TTB’nin savaşın yol açtığı tüm tahribatları bütüncül olarak ele aldığını ifade eden Adıgüzel, “Bu minvalde insan sağlığına etki eden biyolojik ve kimyasal silahların da kullanımına karşı olmuş, bu silahların toplumu, çevreyi, hayvanları da etkileyen doğa düşmanı, ekoloji düşmanı bir metot olduğunu da vurgulamıştır. TTB sağlıklı olma hakkının temel insan haklarından olduğunu, özgür kararlar verebilme, güvenli bir ortamda yaşama ve barış halinde yaşama hakkından bağımsız olmadığını vurgulayan savaş karşıtı bir örgüttür” dedi.
‘İlk defa bir kamu kurumuna kayyım atanıyor’
Türkiye tarihinde bir ilkin gerçekleştirilip kamu kurumu niteliğindeki bir meslek örgütüne kayyım atandığını belirten Adıgüzel, “Alternatif baro açma, sarı sendikalar kurma, emek meslek örgütlerinin yasal zeminini ortadan kaldırma çalışmaları yeterli olmadı ki; iş kayyum uygulamasına kadar geldi. Bu uygulama ile mesleklerini etik değerleri ile liyakat sahibi olarak gerçekleştirmeye çalışan emek-meslek örgütleri, sendika, demokratik kitle örgütleri aktivistlerine korku salmak ve özgün çalışmalarına son verilmek istendi” ifadelerini kullandı.

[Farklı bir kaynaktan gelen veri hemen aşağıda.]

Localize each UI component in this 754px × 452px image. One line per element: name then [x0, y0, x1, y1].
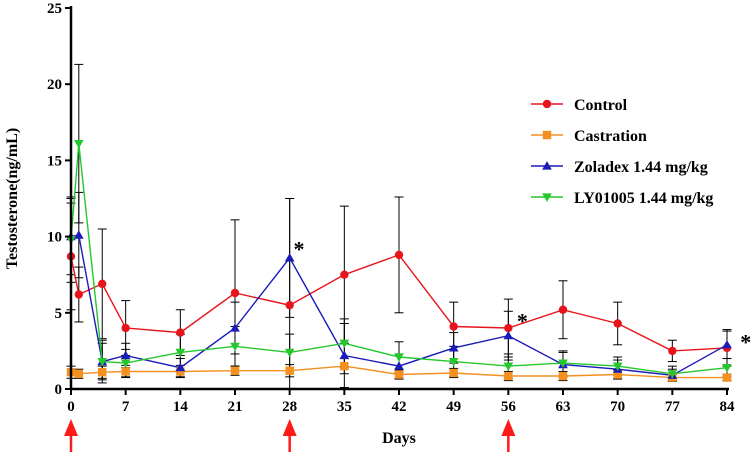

‘Yargı eliyle darbe yapıldı’
Wan Emek ve Demokrasi Platformu da Wan-Colemêrg Tabipler Odası binası önünde basın açıklaması gerçekleştirdi.
Açıklamayı platform adına Tabipler Odası Üyesi Ayfer Bostan okudu. Siyasi iktidar ve ortaklarının, her fırsatta hedef gösterdiği TTB Merkez Konseyi üyelerinin görevden alınma kararına tepki gösteren Bostan, TTB’nin olabilecek en demokratik yöntemlerle, hekimlerin oyları ile seçilmiş yönetimine yargı eliyle darbe yapıldığını belirtti.
TTB’nin hekimlik mesleğini etik ilkelerle yaptığını ifade eden Bostan, şu ifadeleri kullandı: “TTB merkez konsey üyelerini ancak hekimler yine seçim yoluyla değiştirebilir. Bu demektir ki, TTB Merkez Konseyi’nin görevi olmayan işler yapıp yapmadığına da ancak özgür iradesiyle TTB Genel Kurulu, Kongresi karar verebilir, siyasal iktidar değil. Maalesef kayyımcı bir zihniyetle uzunca bir süredir adım adım gerçekleştirilen kurumsuzlaştırma ve anayasızlaştırma sürecinde söz konusu güvencelerin de hiçbir hükmünün kalmadığı TTB kararıyla bir kez daha açıkça görülmüştür. TTB ve tabip odaları olarak haklılığımızı iyi hekimlik, insan hakları, barış ve demokrasi değerlerinden, gücümüzü ise dayanışmamızdan alıyoruz.”